Traffic on the corner of Melrose and Fuller frequently comes to a halt here on any given Saturday, as buyers from near and far dart through traffic in designer sneakers. They’re attempting to receive from one Round Two store to the next.
A couple of years earlier, this corner was empty. Now it’s Round 2’s block, or “village,” as owner Sean Wotherspoon calls it, with its three stores clustered for a special retail experience. In the Round 2 vintage shop, shoppers comb through vintage Polo jackets, Janet Jackson trip Tee shirts, and other rare vintage finds, some with $200 pricetags. Next door, consumers in the primary store are hanging out more than shopping. Some are simply taking it all in– they have actually only seen the put on Round Two’s YouTube program. The third store, devoted to Round Two’s own top quality product, is hosting a pop-up event for a young New York designer. The DJ remains in the back setting up for the evening’s celebration. There’s an opportunity A$ AP Nast will come by.
It’s brick-and-mortar gold in the era of the “retail armageddon.” Along with Round 2’s other shops, they clock estimated yearly sales of about $20 million.
Wotherspoon, 29, started collecting vintage clothing in a 10-by-10 storage system in Richmond, Virginia, in 2013. Residents would visit for unusual clothing that were sourced from thrift stores or flea markets for couple of dollars. There was such a demand that Wotherspoon teamed up with a couple friends and opened an official brick-and-mortar across town. They began to movie their day-to-day operation and interactions with customers inside the shop and released the hourlong episodes on YouTube. “The Program” ended up being an internal advertising and material factory. The videos drew a devoted following, even some who ‘d never stepped foot in the store.
6 years later, the Round Two vintage empire has broadened to hip areas of a number of destination cities. Each shop– they’re in New York, Miami, Los Angeles and Richmond– is an antidote to the cold pretention of retailers like Supreme and Kith, while likewise handling to avoid vintage-store moldy. In each place, the stock shows local tastes. Classic Disneyland t-shirts fly off the racks in the Miami place. Film and music merchandise sells great in Los Angeles. New Yorkers love old Polo and Supreme. The extremely curated, enormous supply of priceless ’90s gear, sports souvenirs, and style odds and ends is what keeps the hype going, along with an army of Round Two fans constantly publishing on Instagram about their finds and experiences.

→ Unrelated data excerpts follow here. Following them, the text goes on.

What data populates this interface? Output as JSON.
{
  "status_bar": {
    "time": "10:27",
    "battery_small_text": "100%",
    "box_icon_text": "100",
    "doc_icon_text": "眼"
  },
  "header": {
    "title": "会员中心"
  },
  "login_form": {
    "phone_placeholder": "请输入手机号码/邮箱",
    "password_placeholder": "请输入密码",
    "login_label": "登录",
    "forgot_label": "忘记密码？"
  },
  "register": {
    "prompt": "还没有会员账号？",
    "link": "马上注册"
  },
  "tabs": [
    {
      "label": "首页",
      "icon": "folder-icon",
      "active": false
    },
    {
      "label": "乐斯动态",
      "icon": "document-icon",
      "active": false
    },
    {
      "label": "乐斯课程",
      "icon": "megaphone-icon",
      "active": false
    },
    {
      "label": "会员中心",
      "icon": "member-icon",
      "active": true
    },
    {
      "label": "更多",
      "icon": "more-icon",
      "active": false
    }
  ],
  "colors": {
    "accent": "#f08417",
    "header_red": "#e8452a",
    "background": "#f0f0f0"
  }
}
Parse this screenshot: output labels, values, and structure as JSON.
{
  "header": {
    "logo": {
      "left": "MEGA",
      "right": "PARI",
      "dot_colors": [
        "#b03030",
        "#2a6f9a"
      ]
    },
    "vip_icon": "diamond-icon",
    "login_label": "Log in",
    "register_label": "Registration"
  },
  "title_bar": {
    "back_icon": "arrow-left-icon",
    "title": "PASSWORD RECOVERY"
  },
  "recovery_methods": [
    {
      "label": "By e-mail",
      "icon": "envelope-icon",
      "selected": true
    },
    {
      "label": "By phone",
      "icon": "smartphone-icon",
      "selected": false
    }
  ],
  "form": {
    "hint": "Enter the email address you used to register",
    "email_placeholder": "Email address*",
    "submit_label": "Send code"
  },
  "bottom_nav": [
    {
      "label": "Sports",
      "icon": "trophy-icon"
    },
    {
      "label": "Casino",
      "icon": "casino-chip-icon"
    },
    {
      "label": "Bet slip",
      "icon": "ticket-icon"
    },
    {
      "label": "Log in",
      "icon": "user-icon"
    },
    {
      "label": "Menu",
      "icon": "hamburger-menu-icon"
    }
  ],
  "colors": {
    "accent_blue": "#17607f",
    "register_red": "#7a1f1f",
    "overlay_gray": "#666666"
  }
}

” The Program” has became a star-studded occasion, and there’s talks of it relocating to a bigger platform.
” We simply wished to record what we were doing, and ended up turning it into a show. We put it on YouTube, which’s what got us recognition, like, outside of Virginia. That made us able to broaden out here, and after that global,” Wotherspoon described to VICE NEWS.
VICE News accompanied with Wotherspoon on a shopping trip to a huge rag house where he stockpiled with about $2,000 worth of Madonna tour t-shirts, 1970s jeans, and other classic finds– to be resold at his shops for about 30 percent more.